Olhos. Olhos abertos sobre uma boca escancarada, de lábios hirsutos, lábios antes feitos para o opróbio do que para o deleite, lábios que davam guarida a dentes brancos demais, artificiais além do respeitável. Olhos grandes, castanhos, protegidos por sobrancelhas bem feitas, escuras, delimitadas, num rosto branco e perfeito. Olhos afastados, ladeando um nariz corvino, olhos como sentinelas que se desgostam mutuamente mas que estão ligadas pela eternidade por laços inabaláveis. Olhos quase ocultos por cachos ruivos, demasiadamente ruivos, naquela tonalidade impossível que tanto combina com a ocasião. Nunca se esqueceria daquele rosto. Nunca se esqueceria daqueles olhos.
Mas não só olhos pôde notar. Notou as unhas bem feitas, pintadas na cor da moda, unhas preciosas em mãos delicadas que agarravam-se ao volante como se disso dependesse a vida da mulher. E o grito. Ah, sim, o grito. Era um tom agudo contínuo, um zunido inconveniente no concerto urbano, estridente e agressivo como o cantar brusco dos pneus contra o asfalto escandante. Pôde até mesmo sentir o cheiro da borracha queimada, grudada no pavimento quente da rua, antes de avançar um pouco mais, antes de continuar seu forçoso passeio.
Sua mente ficou estranhamente leve quando tudo escureceu. Não precisava enxergar para saber o que acontecia. Seus ouvidos davam-lhe conta de tudo. Eram sussurros reveladores. Diziam-lhe como o nariz havia refugado para a esquerda e cedido sob a pressão do parabrisa, ou a maneira com a qual as maçãs do rosto e a testa racharam na mesma medida em que rachou-se o vidro grosso da dianteira do carro, aquela estranha vitrine atrás da qual protegia-se a assustada boneca ao volante. Somente nessa hora os braços foram lembrados pela cena e, como o resto do corpo, puxados para baixo e para frente, talvez depressa demais, como convém com elementos do jogo que são esquecidos e são postos de imediato em ação para compensar o tempo perdido.
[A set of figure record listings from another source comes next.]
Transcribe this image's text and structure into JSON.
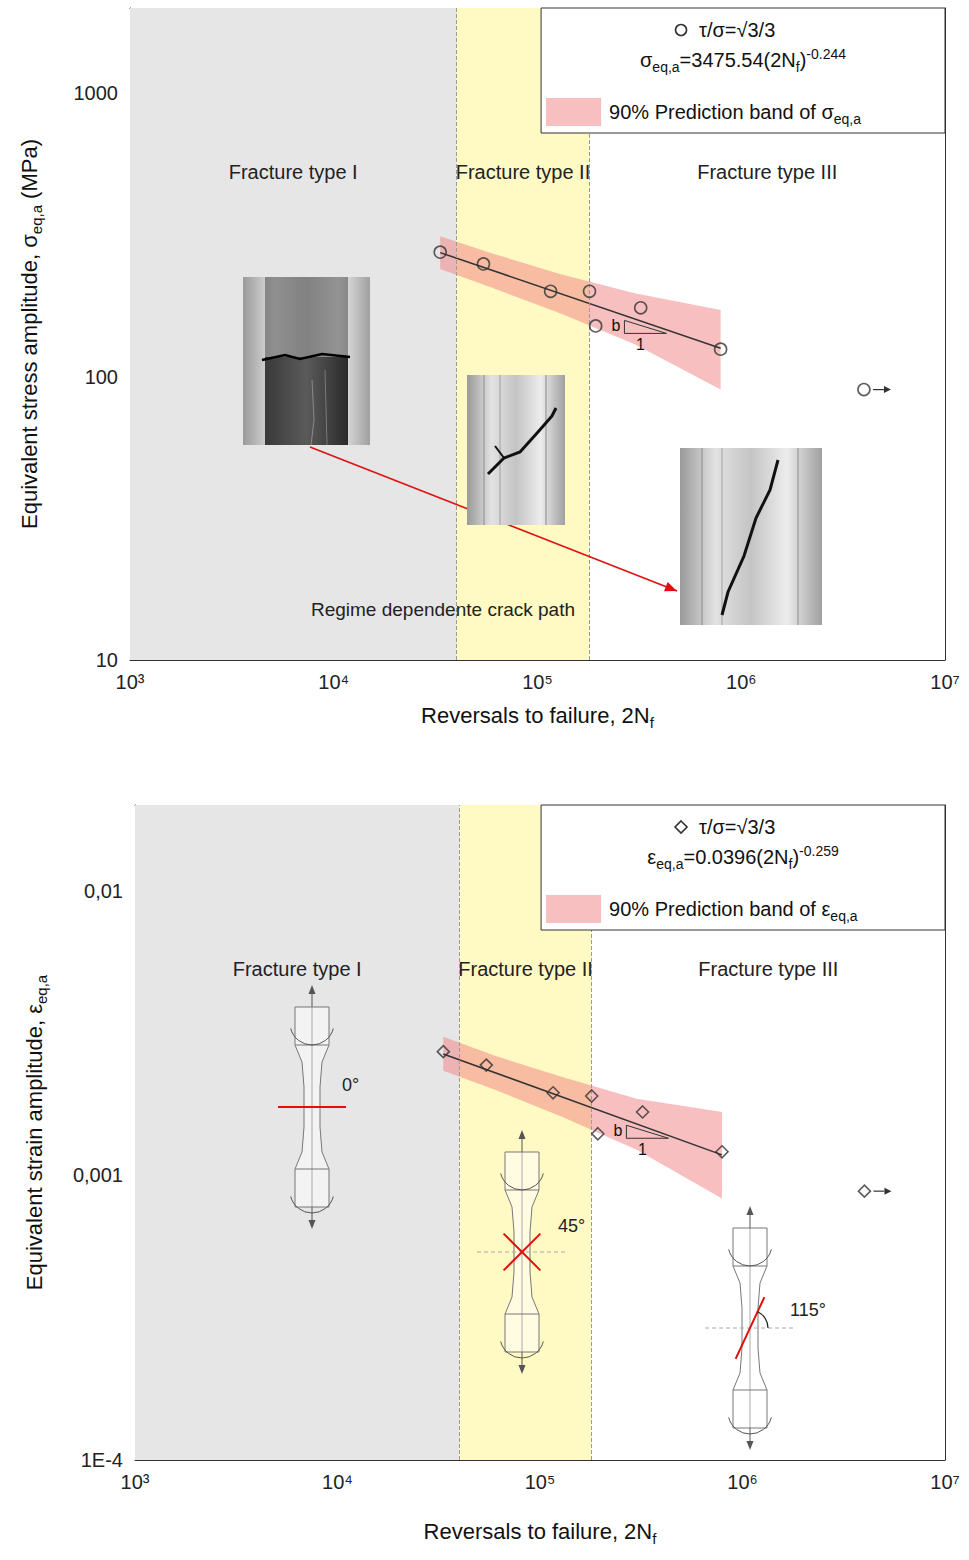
{
  "chart_data": [
    {
      "type": "scatter",
      "x_label": [
        {
          "text": "Reversals to failure, 2N"
        },
        {
          "text": "f",
          "sub": true
        }
      ],
      "y_label": [
        {
          "text": "Equivalent stress amplitude, σ"
        },
        {
          "text": "eq,a",
          "sub": true
        },
        {
          "text": " (MPa)"
        }
      ],
      "log": true,
      "grid": true,
      "legend": "upper right",
      "xlim": [
        1000,
        10000000
      ],
      "xticks": [
        {
          "value": 1000,
          "label": "10³"
        },
        {
          "value": 10000,
          "label": "10⁴"
        },
        {
          "value": 100000,
          "label": "10⁵"
        },
        {
          "value": 1000000,
          "label": "10⁶"
        },
        {
          "value": 10000000,
          "label": "10⁷"
        }
      ],
      "ylim": [
        10,
        2000
      ],
      "yticks": [
        10,
        100,
        1000
      ],
      "series": [
        {
          "name": "τ/σ=√3/3",
          "color": "#333333",
          "marker": "circle",
          "x": [
            33300,
            54300,
            116000,
            180000,
            193000,
            321000,
            792000
          ],
          "values": [
            275,
            250,
            200,
            200,
            151,
            175,
            125
          ]
        }
      ],
      "runout": {
        "x": [
          4000000
        ],
        "values": [
          90
        ]
      },
      "fit": {
        "equation": [
          {
            "text": "σ"
          },
          {
            "text": "eq,a",
            "sub": true
          },
          {
            "text": "=3475.54(2N"
          },
          {
            "text": "f",
            "sub": true
          },
          {
            "text": ")"
          },
          {
            "text": "-0.244",
            "sup": true
          }
        ],
        "color": "#333333",
        "x": [
          33300,
          792000
        ],
        "values": [
          274,
          126
        ]
      },
      "band": {
        "name": [
          {
            "text": "90% Prediction band of σ"
          },
          {
            "text": "eq,a",
            "sub": true
          }
        ],
        "color": "#f08080",
        "x": [
          33300,
          60000,
          130000,
          300000,
          792000
        ],
        "lower": [
          240,
          206,
          167,
          130,
          90
        ],
        "upper": [
          313,
          272,
          230,
          197,
          172
        ]
      },
      "regions": [
        {
          "label": "Fracture type I",
          "x": [
            1000,
            40000
          ],
          "color": "#e6e6e6"
        },
        {
          "label": "Fracture type II",
          "x": [
            40000,
            180000
          ],
          "color": "#fff9c4"
        },
        {
          "label": "Fracture type III",
          "x": [
            180000,
            10000000
          ],
          "color": "#ffffff"
        }
      ],
      "slope": {
        "rise": "b",
        "run": "1"
      },
      "annotations": [
        "Regime dependente crack path"
      ]
    },
    {
      "type": "scatter",
      "x_label": [
        {
          "text": "Reversals to failure, 2N"
        },
        {
          "text": "f",
          "sub": true
        }
      ],
      "y_label": [
        {
          "text": "Equivalent strain amplitude, ε"
        },
        {
          "text": "eq,a",
          "sub": true
        }
      ],
      "log": true,
      "grid": true,
      "legend": "upper right",
      "xlim": [
        1000,
        10000000
      ],
      "xticks": [
        {
          "value": 1000,
          "label": "10³"
        },
        {
          "value": 10000,
          "label": "10⁴"
        },
        {
          "value": 100000,
          "label": "10⁵"
        },
        {
          "value": 1000000,
          "label": "10⁶"
        },
        {
          "value": 10000000,
          "label": "10⁷"
        }
      ],
      "ylim": [
        0.0001,
        0.02
      ],
      "yticks": [
        {
          "value": 0.0001,
          "label": "1E-4"
        },
        {
          "value": 0.001,
          "label": "0,001"
        },
        {
          "value": 0.01,
          "label": "0,01"
        }
      ],
      "series": [
        {
          "name": "τ/σ=√3/3",
          "color": "#333333",
          "marker": "diamond",
          "x": [
            33300,
            54300,
            116000,
            180000,
            193000,
            321000,
            792000
          ],
          "values": [
            0.00272,
            0.00244,
            0.00195,
            0.0019,
            0.0014,
            0.00167,
            0.00121
          ]
        }
      ],
      "runout": {
        "x": [
          4000000
        ],
        "values": [
          0.00088
        ]
      },
      "fit": {
        "equation": [
          {
            "text": "ε"
          },
          {
            "text": "eq,a",
            "sub": true
          },
          {
            "text": "=0.0396(2N"
          },
          {
            "text": "f",
            "sub": true
          },
          {
            "text": ")"
          },
          {
            "text": "-0.259",
            "sup": true
          }
        ],
        "color": "#333333",
        "x": [
          33300,
          792000
        ],
        "values": [
          0.00267,
          0.00118
        ]
      },
      "band": {
        "name": [
          {
            "text": "90% Prediction band of ε"
          },
          {
            "text": "eq,a",
            "sub": true
          }
        ],
        "color": "#f08080",
        "x": [
          33300,
          60000,
          130000,
          300000,
          792000
        ],
        "lower": [
          0.00233,
          0.002,
          0.0016,
          0.00123,
          0.00083
        ],
        "upper": [
          0.00307,
          0.00263,
          0.00221,
          0.00186,
          0.00167
        ]
      },
      "regions": [
        {
          "label": "Fracture type I",
          "x": [
            1000,
            40000
          ],
          "color": "#e6e6e6"
        },
        {
          "label": "Fracture type II",
          "x": [
            40000,
            180000
          ],
          "color": "#fff9c4"
        },
        {
          "label": "Fracture type III",
          "x": [
            180000,
            10000000
          ],
          "color": "#ffffff"
        }
      ],
      "slope": {
        "rise": "b",
        "run": "1"
      },
      "fracture_angles": [
        "0°",
        "45°",
        "115°"
      ]
    }
  ]
}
A dor era algo distribuído, uniforme, tão intenso e agudo que praticamente não existia. Era um conceito metafísico, uma abstração nada prática, um devaneio teórico que deixa de ter fundamento quando não encontra uma antítese contra a qual ser confrontada. Quando tudo é escuridão, como saber o que é escuridão se não há luz para lhe fazer frente, para lhe apontar um dedo gordo e arrogante e colocá-la contra a parede? Era tudo trevas. Era tudo dor. E, de uma maneira que pode até parecer doentia, era tudo muito libertador.
Rolou pelo lado, abatendo um retrovisor no trajeto. Esparramou-se pelo chão. Não via ninguém, mas todos o viam. Não notava nada, não conhecia ninguém, mas todos, sem exceção, dirigiam a ele suas atenções. Era o ponto alto do dia. Do mês. Estava acima de tudo. Estava acima de qualquer um. Era um espetáculo inigualável, único, que seria cantado e lembrado pelas gerações vindouras até o fim dos...
Sobressaltou-se com a buzina. A garota xingava. Atrapalhava o trânsito. Péssima ideia ficar pensando abobrinha na saída do estacionamento. Estremeceu, desculpou-se e sumiu. A realidade nunca foi tão decepcionante.